Published online by Cambridge University Press: 09 May 2024
Oft ic sceolde ana uhtna gehwylce
mine ceare cwiþan. Nis nu cwicra nan
þe ic him modsefan minne durre
sweotule asecgan. (The Wanderer, lines 8–11a)
Often, alone each dawn, I have had to lament my sorrow.
There is now no-one living to whom I dare clearly speak my heart.THUS WRITES the anonymous poet of The Wanderer, complaining in the persona of an anhaga or solitary of the lack of anyone to whom he may tell his cares. Ironically, of all expressions of sorrow in Old English, this must be among those most widely heard, for, long after the poet's own time, The Wanderer is a staple of undergraduate Old English courses and has also been the basis of modern artistic reworkings.
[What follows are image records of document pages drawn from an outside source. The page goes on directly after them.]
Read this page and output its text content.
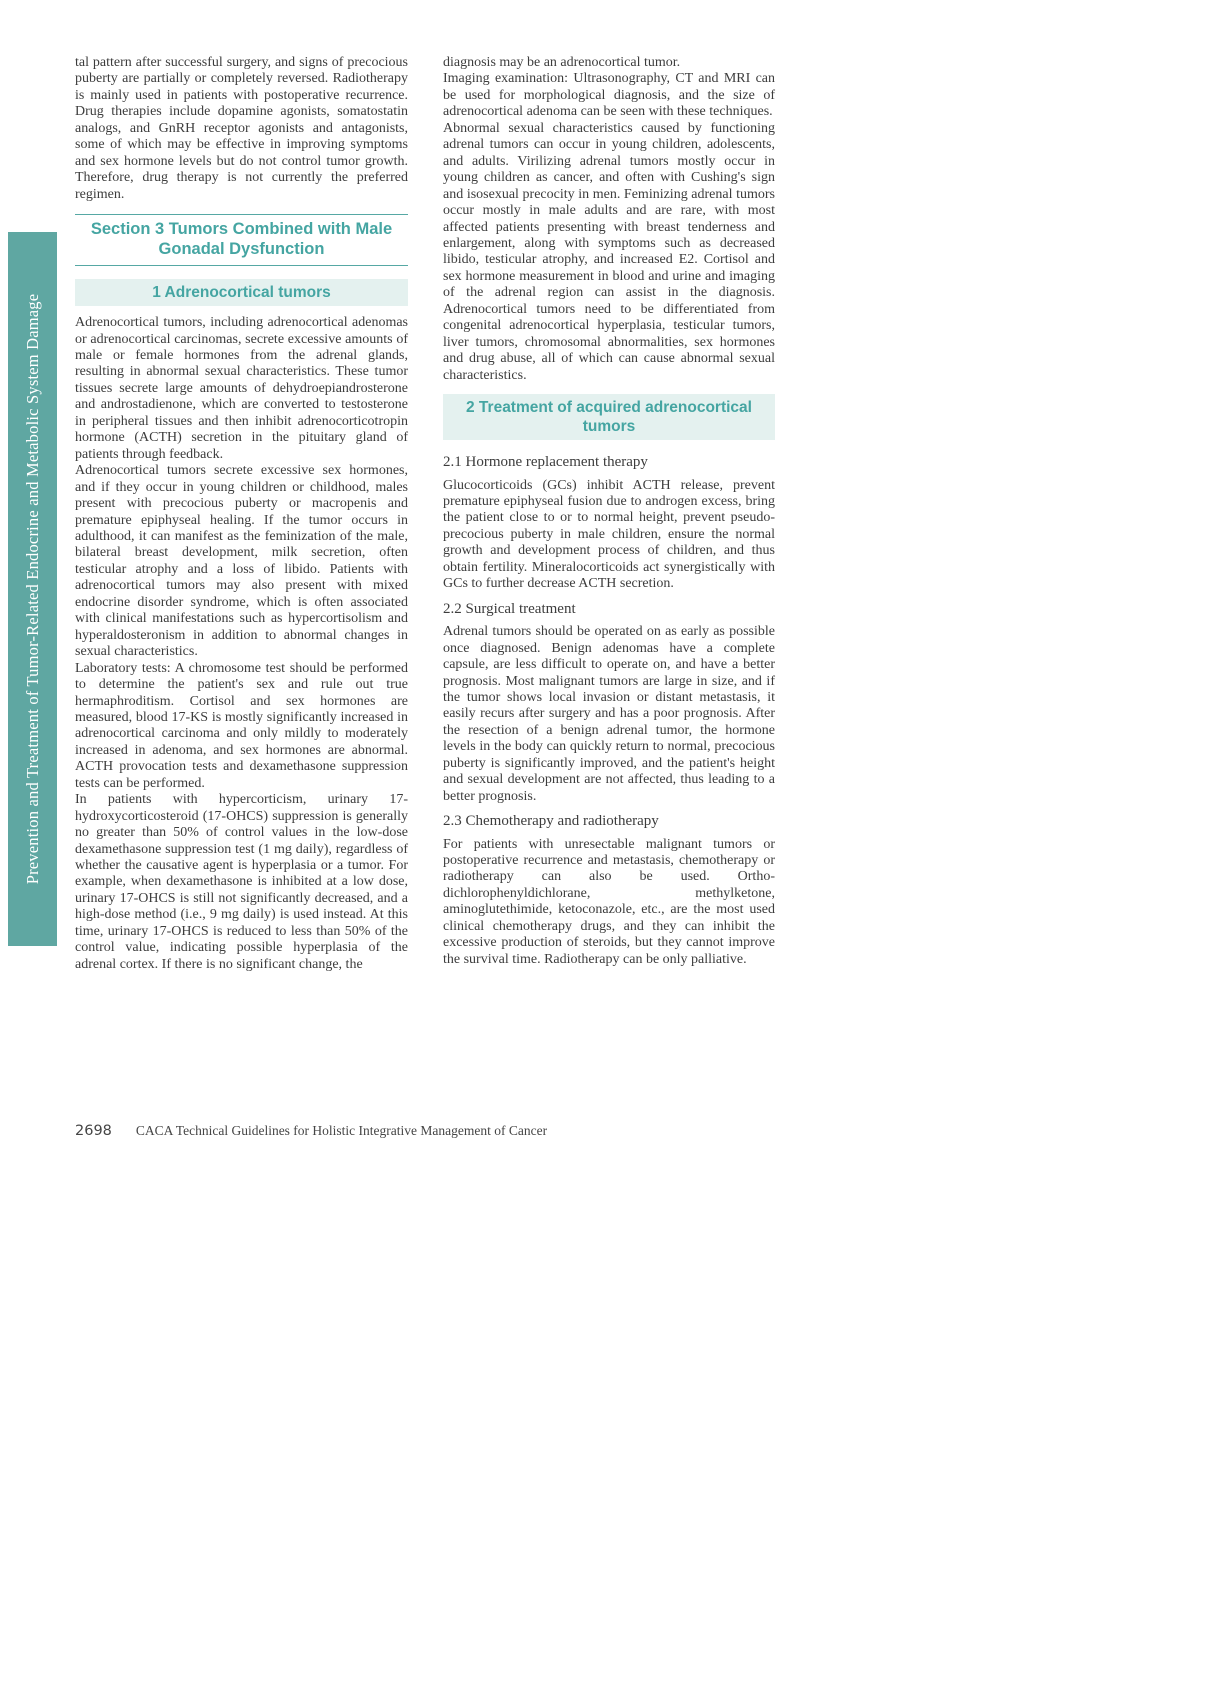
Prevention and Treatment of Tumor-Related Endocrine and Metabolic System Damage

tal pattern after successful surgery, and signs of precocious puberty are partially or completely reversed. Radiotherapy is mainly used in patients with postoperative recurrence. Drug therapies include dopamine agonists, somatostatin analogs, and GnRH receptor agonists and antagonists, some of which may be effective in improving symptoms and sex hormone levels but do not control tumor growth. Therefore, drug therapy is not currently the preferred regimen.

Section 3 Tumors Combined with Male Gonadal Dysfunction
1 Adrenocortical tumors

Adrenocortical tumors, including adrenocortical adenomas or adrenocortical carcinomas, secrete excessive amounts of male or female hormones from the adrenal glands, resulting in abnormal sexual characteristics. These tumor tissues secrete large amounts of dehydroepiandrosterone and androstadienone, which are converted to testosterone in peripheral tissues and then inhibit adrenocorticotropin hormone (ACTH) secretion in the pituitary gland of patients through feedback.

Adrenocortical tumors secrete excessive sex hormones, and if they occur in young children or childhood, males present with precocious puberty or macropenis and premature epiphyseal healing. If the tumor occurs in adulthood, it can manifest as the feminization of the male, bilateral breast development, milk secretion, often testicular atrophy and a loss of libido. Patients with adrenocortical tumors may also present with mixed endocrine disorder syndrome, which is often associated with clinical manifestations such as hypercortisolism and hyperaldosteronism in addition to abnormal changes in sexual characteristics.

Laboratory tests: A chromosome test should be performed to determine the patient's sex and rule out true hermaphroditism. Cortisol and sex hormones are measured, blood 17-KS is mostly significantly increased in adrenocortical carcinoma and only mildly to moderately increased in adenoma, and sex hormones are abnormal. ACTH provocation tests and dexamethasone suppression tests can be performed.

In patients with hypercorticism, urinary 17-hydroxycorticosteroid (17-OHCS) suppression is generally no greater than 50% of control values in the low-dose dexamethasone suppression test (1 mg daily), regardless of whether the causative agent is hyperplasia or a tumor. For example, when dexamethasone is inhibited at a low dose, urinary 17-OHCS is still not significantly decreased, and a high-dose method (i.e., 9 mg daily) is used instead. At this time, urinary 17-OHCS is reduced to less than 50% of the control value, indicating possible hyperplasia of the adrenal cortex. If there is no significant change, the

diagnosis may be an adrenocortical tumor.

Imaging examination: Ultrasonography, CT and MRI can be used for morphological diagnosis, and the size of adrenocortical adenoma can be seen with these techniques.

Abnormal sexual characteristics caused by functioning adrenal tumors can occur in young children, adolescents, and adults. Virilizing adrenal tumors mostly occur in young children as cancer, and often with Cushing's sign and isosexual precocity in men. Feminizing adrenal tumors occur mostly in male adults and are rare, with most affected patients presenting with breast tenderness and enlargement, along with symptoms such as decreased libido, testicular atrophy, and increased E2. Cortisol and sex hormone measurement in blood and urine and imaging of the adrenal region can assist in the diagnosis. Adrenocortical tumors need to be differentiated from congenital adrenocortical hyperplasia, testicular tumors, liver tumors, chromosomal abnormalities, sex hormones and drug abuse, all of which can cause abnormal sexual characteristics.

2 Treatment of acquired adrenocortical tumors
2.1 Hormone replacement therapy

Glucocorticoids (GCs) inhibit ACTH release, prevent premature epiphyseal fusion due to androgen excess, bring the patient close to or to normal height, prevent pseudo-precocious puberty in male children, ensure the normal growth and development process of children, and thus obtain fertility. Mineralocorticoids act synergistically with GCs to further decrease ACTH secretion.

2.2 Surgical treatment

Adrenal tumors should be operated on as early as possible once diagnosed. Benign adenomas have a complete capsule, are less difficult to operate on, and have a better prognosis. Most malignant tumors are large in size, and if the tumor shows local invasion or distant metastasis, it easily recurs after surgery and has a poor prognosis. After the resection of a benign adrenal tumor, the hormone levels in the body can quickly return to normal, precocious puberty is significantly improved, and the patient's height and sexual development are not affected, thus leading to a better prognosis.

2.3 Chemotherapy and radiotherapy

For patients with unresectable malignant tumors or postoperative recurrence and metastasis, chemotherapy or radiotherapy can also be used. Ortho-dichlorophenyldichlorane, methylketone, aminoglutethimide, ketoconazole, etc., are the most used clinical chemotherapy drugs, and they can inhibit the excessive production of steroids, but they cannot improve the survival time. Radiotherapy can be only palliative.

2698 CACA Technical Guidelines for Holistic Integrative Management of Cancer
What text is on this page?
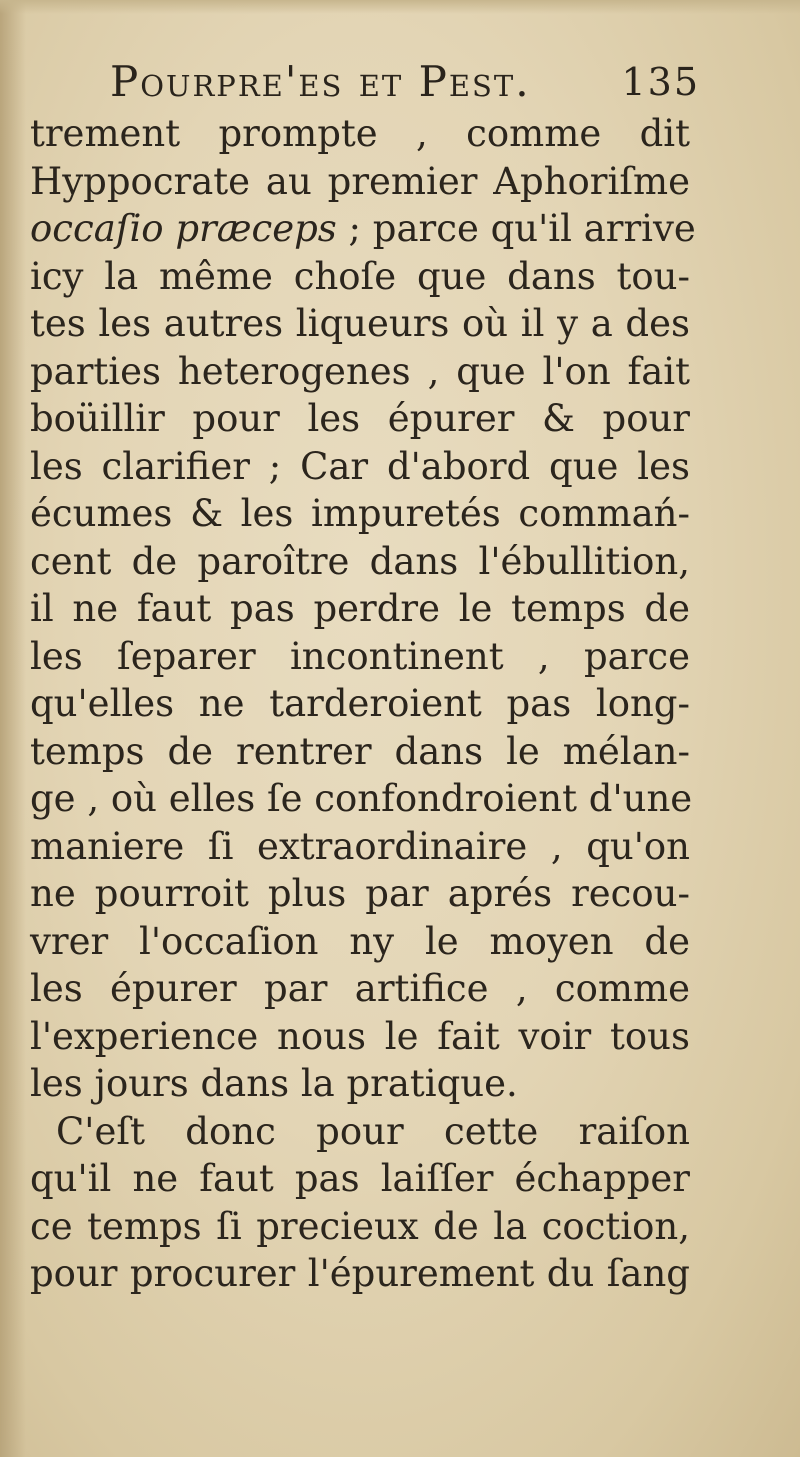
Pourpre'es et Pest. 135
trement prompte , comme dit
Hyppocrate au premier Aphoriſme
occaſio præceps ; parce qu'il arrive
icy la même choſe que dans tou-
tes les autres liqueurs où il y a des
parties heterogenes , que l'on fait
boüillir pour les épurer & pour
les clarifier ; Car d'abord que les
écumes & les impuretés commań-
cent de paroître dans l'ébullition,
il ne faut pas perdre le temps de
les ſeparer incontinent , parce
qu'elles ne tarderoient pas long-
temps de rentrer dans le mélan-
ge , où elles ſe confondroient d'une
maniere ſi extraordinaire , qu'on
ne pourroit plus par aprés recou-
vrer l'occaſion ny le moyen de
les épurer par artifice , comme
l'experience nous le fait voir tous
les jours dans la pratique.
C'eſt donc pour cette raiſon
qu'il ne faut pas laiſſer échapper
ce temps ſi precieux de la coction,
pour procurer l'épurement du ſang
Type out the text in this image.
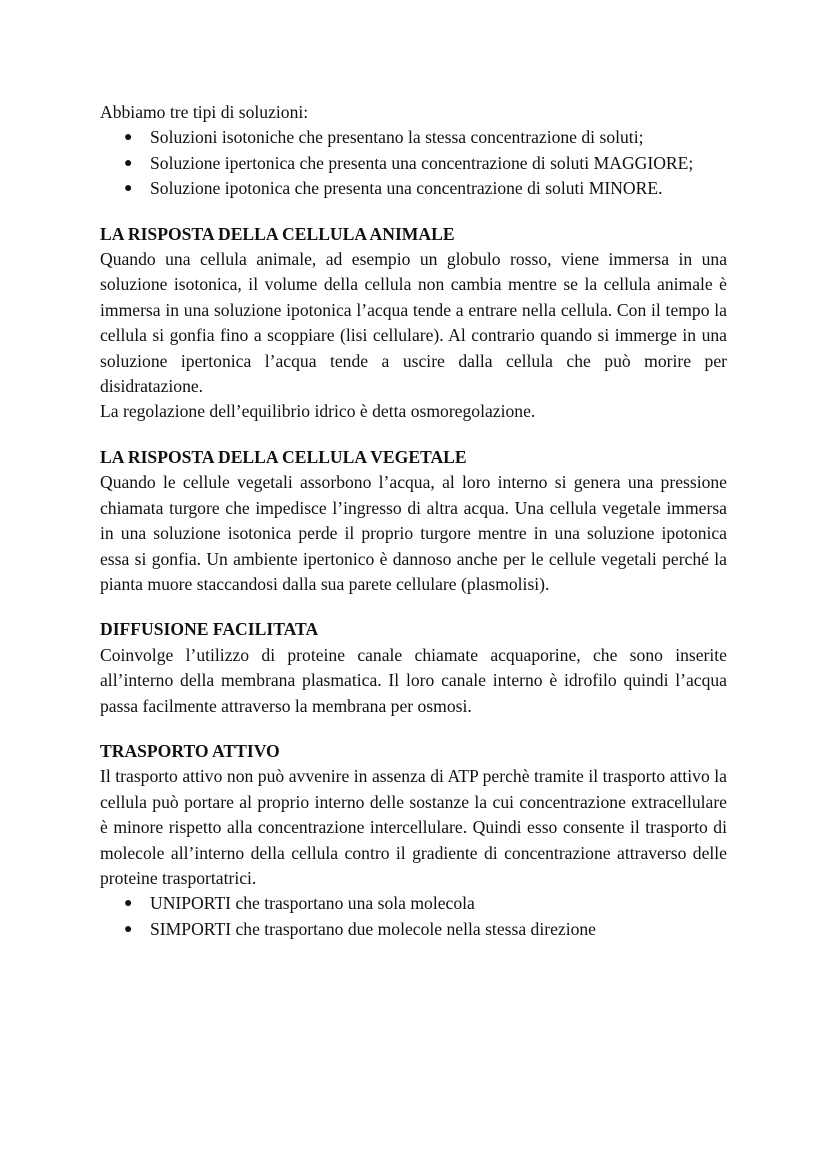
Abbiamo tre tipi di soluzioni:

● Soluzioni isotoniche che presentano la stessa concentrazione di soluti;
● Soluzione ipertonica che presenta una concentrazione di soluti MAGGIORE;
● Soluzione ipotonica che presenta una concentrazione di soluti MINORE.
LA RISPOSTA DELLA CELLULA ANIMALE

Quando una cellula animale, ad esempio un globulo rosso, viene immersa in una soluzione isotonica, il volume della cellula non cambia mentre se la cellula animale è immersa in una soluzione ipotonica l’acqua tende a entrare nella cellula. Con il tempo la cellula si gonfia fino a scoppiare (lisi cellulare). Al contrario quando si immerge in una soluzione ipertonica l’acqua tende a uscire dalla cellula che può morire per disidratazione.

La regolazione dell’equilibrio idrico è detta osmoregolazione.

LA RISPOSTA DELLA CELLULA VEGETALE

Quando le cellule vegetali assorbono l’acqua, al loro interno si genera una pressione chiamata turgore che impedisce l’ingresso di altra acqua. Una cellula vegetale immersa in una soluzione isotonica perde il proprio turgore mentre in una soluzione ipotonica essa si gonfia. Un ambiente ipertonico è dannoso anche per le cellule vegetali perché la pianta muore staccandosi dalla sua parete cellulare (plasmolisi).

DIFFUSIONE FACILITATA

Coinvolge l’utilizzo di proteine canale chiamate acquaporine, che sono inserite all’interno della membrana plasmatica. Il loro canale interno è idrofilo quindi l’acqua passa facilmente attraverso la membrana per osmosi.

TRASPORTO ATTIVO

Il trasporto attivo non può avvenire in assenza di ATP perchè tramite il trasporto attivo la cellula può portare al proprio interno delle sostanze la cui concentrazione extracellulare è minore rispetto alla concentrazione intercellulare. Quindi esso consente il trasporto di molecole all’interno della cellula contro il gradiente di concentrazione attraverso delle proteine trasportatrici.

● UNIPORTI che trasportano una sola molecola
● SIMPORTI che trasportano due molecole nella stessa direzione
In recent years, moreover, the question of how to listen to the hearts of the past has received great attention with the immense growth of interest in emotions and their history. The present study offers a contribution to this field. Specifically, it reads a range of Old English literary texts, both heroic and religious and both poetry and prose, in terms of emotional practice. The kind of access texts give us to the emotions of the past reveals not only concepts and representations, though these are important, but also actions, techniques, and social displays: texts like The Wanderer offer tools for complex cognitive, affective and communicative work.
The arguments presented in this book rest on the assumption, on the one hand, that when we talk about ‘emotion’ or ‘emotions’, even though the term is a modern one, we are getting at something fundamental to human experience and ultimately founded in our biology, indeed something we share to some extent with non-human animals. On the other hand, human emotional development takes place in social settings and is profoundly affected by culture, as anthropologists have stressed: it is thus worth thinking about emotions historically. Recent work across humanities and science disciplines has emphasised the functionality of emotions, which are no longer dismissed as irrational or peripheral: they are ‘multi-component responses to challenges or opportunities that are important to the individual's goals, particularly social ones’,5 and they ‘orient us to the world and give us insights, even knowledge, about our place in the world’.